Nesta quarta-feira (15), o ministro Flávio Dino, do Supremo Tribunal Federal (STF), determinou um prazo de 10 dias para que as presidências de todos os partidos prestem informações sobre “eventual definição, gestão, distribuição ou operacionalização de emendas”.
Qual o teor do pedido?
O despacho ocorreu na Arguição de Descumprimento de Preceito Fundamental (ADPF) 854, relatada por Dino, ratificando uma decisão do ministro “de 14 de julho de 2026 (Id. 3ee3570a), ressaltei que a proposição e a deliberação sobre emendas parlamentares constituem prerrogativas inerentes ao exercício do mandato parlamentar”.
A sentença instiga os presidentes de 21 partidos políticos a explicarem formalmente como realizam a gestão e a distribuição interna dessas emendas parlamentares. Solicitando as seguintes informações acerca da organização partidária interna:
- Se o presidente do partido “dispõe de cotas, reservas ou qualquer outro mecanismo de alocação de emendas parlamentares”;
- Havendo, qual é a “sua natureza, finalidade e abrangência”;
- Internamente, quem teria competência para autorizar e deliberar sobre sua utilização;
- Qual o lastro jurídico-normativo ou normativo dessa prática;
- Os instrumentos partidários que formalizam estes atos (normas, atas ou similares);
- Qual o procedimento efetuado pelas presidências para definição e destinação destes recursos de emendas parlamentares.
Origem do procedimento
ADPF 854 é uma ação movida para supostamente questionar o “esquema do orçamento secreto”, evocando transparência, rastreabilidade e critérios técnicos para a execução de emendas parlamentares.
Segundo o relator, “as informações ora requisitadas são relevantes para subsidiar a definição de providências eventualmente necessárias ao aperfeiçoamento dos mecanismos de transparência e rastreabilidade das emendas parlamentares (art. 163-A da CF), a fim de garantir o cumprimento das decisões do plenário do STF”.
Todavia, objetivamente, o procedimento termina por podar a discricionariedade na gestão das emendas parlamentares. Concluindo como mais um instrumento de intervenção do Estado na organização partidária. Sendo assim, ocorre um processo de completa ingerência e tutela sobre as organizações políticas.
Há um tempo, permeia uma campanha de cruzada moral na imprensa contra as emendas parlamentares, uma frente da investida contrária à instituição da representação parlamentar. Com a agudização da crise política, há um movimento claro de intervenção do Poder Judiciário, sem qualquer representação popular, sobre os Poderes Executivo e Legislativo, que, em alguma medida, respondem aos interesses populares.
Essa manobra ficou evidente com a intervenção direta do Judiciário nas eleições e seus resultados. Com limitação de candidaturas, ingerências nas normas eleitorais, indiciamento de parlamentares, até a cassação de mandatos.
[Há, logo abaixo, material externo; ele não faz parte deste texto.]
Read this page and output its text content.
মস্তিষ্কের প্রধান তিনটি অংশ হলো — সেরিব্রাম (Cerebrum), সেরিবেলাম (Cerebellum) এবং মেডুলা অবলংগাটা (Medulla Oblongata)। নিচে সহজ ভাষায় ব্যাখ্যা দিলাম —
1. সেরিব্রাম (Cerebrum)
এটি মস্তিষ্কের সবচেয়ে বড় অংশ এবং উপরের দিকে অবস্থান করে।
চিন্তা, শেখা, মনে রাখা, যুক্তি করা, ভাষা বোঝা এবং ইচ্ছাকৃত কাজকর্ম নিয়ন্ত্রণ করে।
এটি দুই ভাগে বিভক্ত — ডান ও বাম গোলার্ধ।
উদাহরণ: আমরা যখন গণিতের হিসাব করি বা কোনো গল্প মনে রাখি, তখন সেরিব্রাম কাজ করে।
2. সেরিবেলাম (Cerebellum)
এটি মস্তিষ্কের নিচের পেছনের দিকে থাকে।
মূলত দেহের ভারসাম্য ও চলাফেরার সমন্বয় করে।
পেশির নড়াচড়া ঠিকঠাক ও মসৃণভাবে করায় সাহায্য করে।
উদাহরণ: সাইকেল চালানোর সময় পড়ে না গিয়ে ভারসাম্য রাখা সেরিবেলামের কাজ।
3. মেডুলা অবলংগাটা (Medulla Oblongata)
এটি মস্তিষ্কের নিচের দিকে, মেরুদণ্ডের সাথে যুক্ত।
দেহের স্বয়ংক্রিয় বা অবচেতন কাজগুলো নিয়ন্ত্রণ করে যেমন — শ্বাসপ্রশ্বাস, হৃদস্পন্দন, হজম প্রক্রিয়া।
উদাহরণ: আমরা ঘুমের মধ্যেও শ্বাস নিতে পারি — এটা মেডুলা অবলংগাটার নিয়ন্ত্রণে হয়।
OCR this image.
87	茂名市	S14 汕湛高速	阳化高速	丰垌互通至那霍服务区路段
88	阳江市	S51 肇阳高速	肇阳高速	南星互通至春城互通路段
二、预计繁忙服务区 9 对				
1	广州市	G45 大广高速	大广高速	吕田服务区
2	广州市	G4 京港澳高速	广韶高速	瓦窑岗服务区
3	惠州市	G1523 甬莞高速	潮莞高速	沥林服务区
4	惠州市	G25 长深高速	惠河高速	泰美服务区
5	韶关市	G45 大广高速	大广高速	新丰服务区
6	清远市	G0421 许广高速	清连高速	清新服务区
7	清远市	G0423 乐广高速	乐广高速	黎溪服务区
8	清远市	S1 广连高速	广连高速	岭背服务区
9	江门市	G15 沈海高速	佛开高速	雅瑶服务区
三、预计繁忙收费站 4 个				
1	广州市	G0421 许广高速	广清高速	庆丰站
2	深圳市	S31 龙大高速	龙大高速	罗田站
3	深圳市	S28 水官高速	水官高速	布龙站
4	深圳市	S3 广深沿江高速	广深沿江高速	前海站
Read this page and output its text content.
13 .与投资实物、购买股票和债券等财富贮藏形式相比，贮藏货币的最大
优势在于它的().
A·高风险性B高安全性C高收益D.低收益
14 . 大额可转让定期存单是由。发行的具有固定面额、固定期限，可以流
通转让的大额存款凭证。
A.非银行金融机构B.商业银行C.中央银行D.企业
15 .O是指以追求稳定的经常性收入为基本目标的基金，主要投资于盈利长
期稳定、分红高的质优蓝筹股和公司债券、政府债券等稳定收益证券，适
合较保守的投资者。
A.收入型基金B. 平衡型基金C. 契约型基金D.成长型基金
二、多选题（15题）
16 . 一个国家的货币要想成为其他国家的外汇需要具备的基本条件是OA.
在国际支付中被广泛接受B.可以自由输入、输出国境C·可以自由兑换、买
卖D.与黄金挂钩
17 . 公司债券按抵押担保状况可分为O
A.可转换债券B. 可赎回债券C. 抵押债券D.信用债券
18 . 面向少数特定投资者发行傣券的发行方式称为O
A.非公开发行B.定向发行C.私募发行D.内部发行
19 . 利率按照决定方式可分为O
Neste momento, mais um elemento entra em cena, sendo que anteriormente já existia um rigoroso garrote no financeiro das agremiações políticas. O Estado pode excluir oposições do regime, limitar fontes de recursos e impor diferenças no repasse de verbas em quase 180 vezes, a exemplo dos repasses eleitorais de 2024 de R$ 615 milhões ao Partido dos Trabalhadores (PT) e de pouco mais de R$ 3 milhões ao Partido da Causa Operária (PCO).
Agora o jugo da ditadura do Judiciário pende sobre as emendas parlamentares, enquanto juízes recebem tranquilamente seus penduricalhos. Esta “regulamentação” sobre as verbas visa limitar limitar a ação dos partidos em um cenário político de crise do regime.
Um ato pelo direito do ilícito
A intervenção de um poder sobre outro é inconstitucional, e uma das atribuições do STF deveria ser zelar pela Constituição. Entretanto, vemos magistrados da mais alta corte, manifestando-se politicamente até fora de dos autos dos processos; e até mesmo passar por cima de um dos preceitos basilares da Constituição Federal de 88, a separação dos poderes.
A usurpação de atribuições dos outros poderes pelo Judiciário é o principal recurso que a burguesia tem para controlar a política no País. A prática em tela denuncia que existe uma verdadeira ditadura do Judiciário. Ainda assim, há ministros do Supremo sendo aclamados por parte da esquerda. Além de serem considerados heróis da democracia e caçadores de fascistas.
Legitimidade
Se é verdade que os poderes constitucionais emanam do povo, e os parlamentares do Legislativo foram eleitos com voto popular, somente ao povo caberia julgar os mandatos. Exclusivamente ao povo, em um mundo ideal, apenas aos eleitores os políticos deveriam prestar contas.
Qualquer coisa diferente disso leva à conclusão de que está havendo usurpação do poder popular e uma ditadura contrária aos interesses da maioria da população.